Dziś dowiemy się, gdzie może być sądzony w związku z wydarzeniami z grudnia ’70 generał Wojciech Jaruzelski.

Sąd Okręgowy w Warszawie zdecyduje, czy zgodnie z wnioskiem obrony, Jaruzelski jako ówczesny szef MON powinien odpowiadać przed Trybunałem Stanu czy przed sądem powszechnym. Obrona wnioskuje o umorzenie procesu.

Jaruzelski jest jednym z dziesięciu oskarżonych o kierowanie masakrą robotników Wybrzeża. Proces w tej sprawie, przeniesiony z Gdańska, ma się jesienią zacząć w stolicy.
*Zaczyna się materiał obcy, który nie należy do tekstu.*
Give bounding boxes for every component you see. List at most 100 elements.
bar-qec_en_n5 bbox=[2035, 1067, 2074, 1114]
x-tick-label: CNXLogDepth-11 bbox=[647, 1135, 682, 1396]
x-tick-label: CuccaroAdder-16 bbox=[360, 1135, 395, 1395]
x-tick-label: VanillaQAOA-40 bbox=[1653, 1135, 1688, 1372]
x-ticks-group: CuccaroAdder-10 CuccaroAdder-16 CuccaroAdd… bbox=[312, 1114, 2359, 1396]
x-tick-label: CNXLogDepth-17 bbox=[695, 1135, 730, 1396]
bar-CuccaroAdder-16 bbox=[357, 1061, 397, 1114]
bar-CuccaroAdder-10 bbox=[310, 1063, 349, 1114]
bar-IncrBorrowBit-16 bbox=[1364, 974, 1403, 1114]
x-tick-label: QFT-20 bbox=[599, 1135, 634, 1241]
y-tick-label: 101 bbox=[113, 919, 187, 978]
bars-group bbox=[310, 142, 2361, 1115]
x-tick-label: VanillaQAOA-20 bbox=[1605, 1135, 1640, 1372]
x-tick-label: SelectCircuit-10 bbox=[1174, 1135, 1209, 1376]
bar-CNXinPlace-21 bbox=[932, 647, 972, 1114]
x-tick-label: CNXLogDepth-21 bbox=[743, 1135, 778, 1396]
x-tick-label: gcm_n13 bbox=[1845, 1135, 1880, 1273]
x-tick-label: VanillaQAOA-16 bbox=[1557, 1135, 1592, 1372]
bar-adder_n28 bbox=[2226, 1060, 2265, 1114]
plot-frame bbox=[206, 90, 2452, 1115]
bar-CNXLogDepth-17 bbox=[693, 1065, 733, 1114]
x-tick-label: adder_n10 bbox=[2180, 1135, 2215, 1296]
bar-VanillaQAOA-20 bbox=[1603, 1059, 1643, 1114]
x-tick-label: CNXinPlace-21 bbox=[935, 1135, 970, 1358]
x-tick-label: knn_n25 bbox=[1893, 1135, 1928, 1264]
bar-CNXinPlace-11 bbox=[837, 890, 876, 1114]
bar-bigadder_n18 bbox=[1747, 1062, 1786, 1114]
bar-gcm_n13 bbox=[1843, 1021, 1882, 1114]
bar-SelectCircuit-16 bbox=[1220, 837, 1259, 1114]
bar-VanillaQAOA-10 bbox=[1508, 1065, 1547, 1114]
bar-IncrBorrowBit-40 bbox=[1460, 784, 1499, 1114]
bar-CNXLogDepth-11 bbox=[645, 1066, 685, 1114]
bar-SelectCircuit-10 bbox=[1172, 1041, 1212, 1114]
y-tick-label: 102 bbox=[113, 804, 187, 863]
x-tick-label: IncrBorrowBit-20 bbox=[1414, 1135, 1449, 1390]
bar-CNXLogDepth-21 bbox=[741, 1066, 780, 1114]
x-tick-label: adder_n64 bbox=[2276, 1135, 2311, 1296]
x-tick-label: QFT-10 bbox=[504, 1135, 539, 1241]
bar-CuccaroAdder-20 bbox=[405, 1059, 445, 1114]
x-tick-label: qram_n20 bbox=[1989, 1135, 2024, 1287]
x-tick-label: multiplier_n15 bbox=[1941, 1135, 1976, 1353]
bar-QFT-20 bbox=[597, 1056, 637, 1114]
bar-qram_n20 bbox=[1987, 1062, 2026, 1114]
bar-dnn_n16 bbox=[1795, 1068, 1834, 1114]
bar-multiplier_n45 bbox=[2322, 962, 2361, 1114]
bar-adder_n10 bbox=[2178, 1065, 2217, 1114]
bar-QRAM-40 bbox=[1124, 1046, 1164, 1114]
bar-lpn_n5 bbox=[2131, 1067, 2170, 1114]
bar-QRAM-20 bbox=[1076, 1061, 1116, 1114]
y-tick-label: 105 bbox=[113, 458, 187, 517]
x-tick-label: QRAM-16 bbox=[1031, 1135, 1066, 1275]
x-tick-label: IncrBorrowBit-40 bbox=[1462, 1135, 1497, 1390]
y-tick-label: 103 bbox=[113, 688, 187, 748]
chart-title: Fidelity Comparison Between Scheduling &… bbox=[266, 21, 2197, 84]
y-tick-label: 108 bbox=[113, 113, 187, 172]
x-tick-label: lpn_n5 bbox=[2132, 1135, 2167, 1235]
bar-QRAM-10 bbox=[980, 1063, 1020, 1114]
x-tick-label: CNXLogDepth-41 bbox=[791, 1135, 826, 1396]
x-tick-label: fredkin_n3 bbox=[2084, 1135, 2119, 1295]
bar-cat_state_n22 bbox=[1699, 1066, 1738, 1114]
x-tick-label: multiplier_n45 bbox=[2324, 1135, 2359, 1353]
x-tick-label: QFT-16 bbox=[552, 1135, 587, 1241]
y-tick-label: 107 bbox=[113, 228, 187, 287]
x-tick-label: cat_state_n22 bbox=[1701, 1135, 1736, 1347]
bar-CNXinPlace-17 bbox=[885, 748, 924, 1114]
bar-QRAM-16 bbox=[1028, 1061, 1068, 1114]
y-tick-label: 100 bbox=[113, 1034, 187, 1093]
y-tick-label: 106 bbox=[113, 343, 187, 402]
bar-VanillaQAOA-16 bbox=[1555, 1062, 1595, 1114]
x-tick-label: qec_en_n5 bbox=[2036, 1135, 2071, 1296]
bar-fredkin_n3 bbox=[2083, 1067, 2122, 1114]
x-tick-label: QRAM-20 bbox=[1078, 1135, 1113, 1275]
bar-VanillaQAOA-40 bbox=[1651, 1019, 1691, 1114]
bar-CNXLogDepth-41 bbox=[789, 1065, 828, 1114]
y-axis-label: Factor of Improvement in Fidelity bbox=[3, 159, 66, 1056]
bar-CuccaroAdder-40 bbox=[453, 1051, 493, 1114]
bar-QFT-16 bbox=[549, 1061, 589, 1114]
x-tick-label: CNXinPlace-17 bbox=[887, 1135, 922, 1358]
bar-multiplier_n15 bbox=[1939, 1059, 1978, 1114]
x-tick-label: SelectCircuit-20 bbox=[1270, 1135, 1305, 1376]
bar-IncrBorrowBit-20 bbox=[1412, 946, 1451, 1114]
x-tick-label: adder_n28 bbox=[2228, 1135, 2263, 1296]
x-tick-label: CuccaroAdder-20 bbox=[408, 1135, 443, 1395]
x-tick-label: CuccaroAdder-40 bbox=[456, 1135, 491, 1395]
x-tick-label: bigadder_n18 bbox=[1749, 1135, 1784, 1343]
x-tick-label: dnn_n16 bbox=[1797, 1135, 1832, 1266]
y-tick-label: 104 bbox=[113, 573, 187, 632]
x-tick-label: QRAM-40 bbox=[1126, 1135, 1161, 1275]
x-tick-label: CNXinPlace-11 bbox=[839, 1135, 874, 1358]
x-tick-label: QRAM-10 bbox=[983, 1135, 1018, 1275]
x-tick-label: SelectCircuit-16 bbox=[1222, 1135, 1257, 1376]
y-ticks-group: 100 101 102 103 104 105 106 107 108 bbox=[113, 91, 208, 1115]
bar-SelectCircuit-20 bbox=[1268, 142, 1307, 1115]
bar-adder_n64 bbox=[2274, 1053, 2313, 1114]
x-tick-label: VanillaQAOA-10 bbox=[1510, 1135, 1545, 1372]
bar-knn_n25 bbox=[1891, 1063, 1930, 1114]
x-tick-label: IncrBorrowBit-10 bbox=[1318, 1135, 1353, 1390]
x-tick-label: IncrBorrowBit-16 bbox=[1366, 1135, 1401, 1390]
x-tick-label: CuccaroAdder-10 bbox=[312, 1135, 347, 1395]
Gdański sąd już raz umorzył sprawę Jaruzelskiego, uznając, że generała może sądzić tylko Trybunał Stanu. Decyzję tę, po zażaleniu prokuratury, uchylił Sąd Apelacyjny.

Według oficjalnych danych, w grudniu 1970 roku, podczas tłumienia przez milicję i wojsko robotniczych protestów przeciw podwyżkom cen, zginęły czterdzieści cztery osoby. Decyzję o otwarciu ognia wydał ówczesny szef PZPR, Władysław Gomułka. W PRL nikogo nie pociągnięto za to do odpowiedzialności.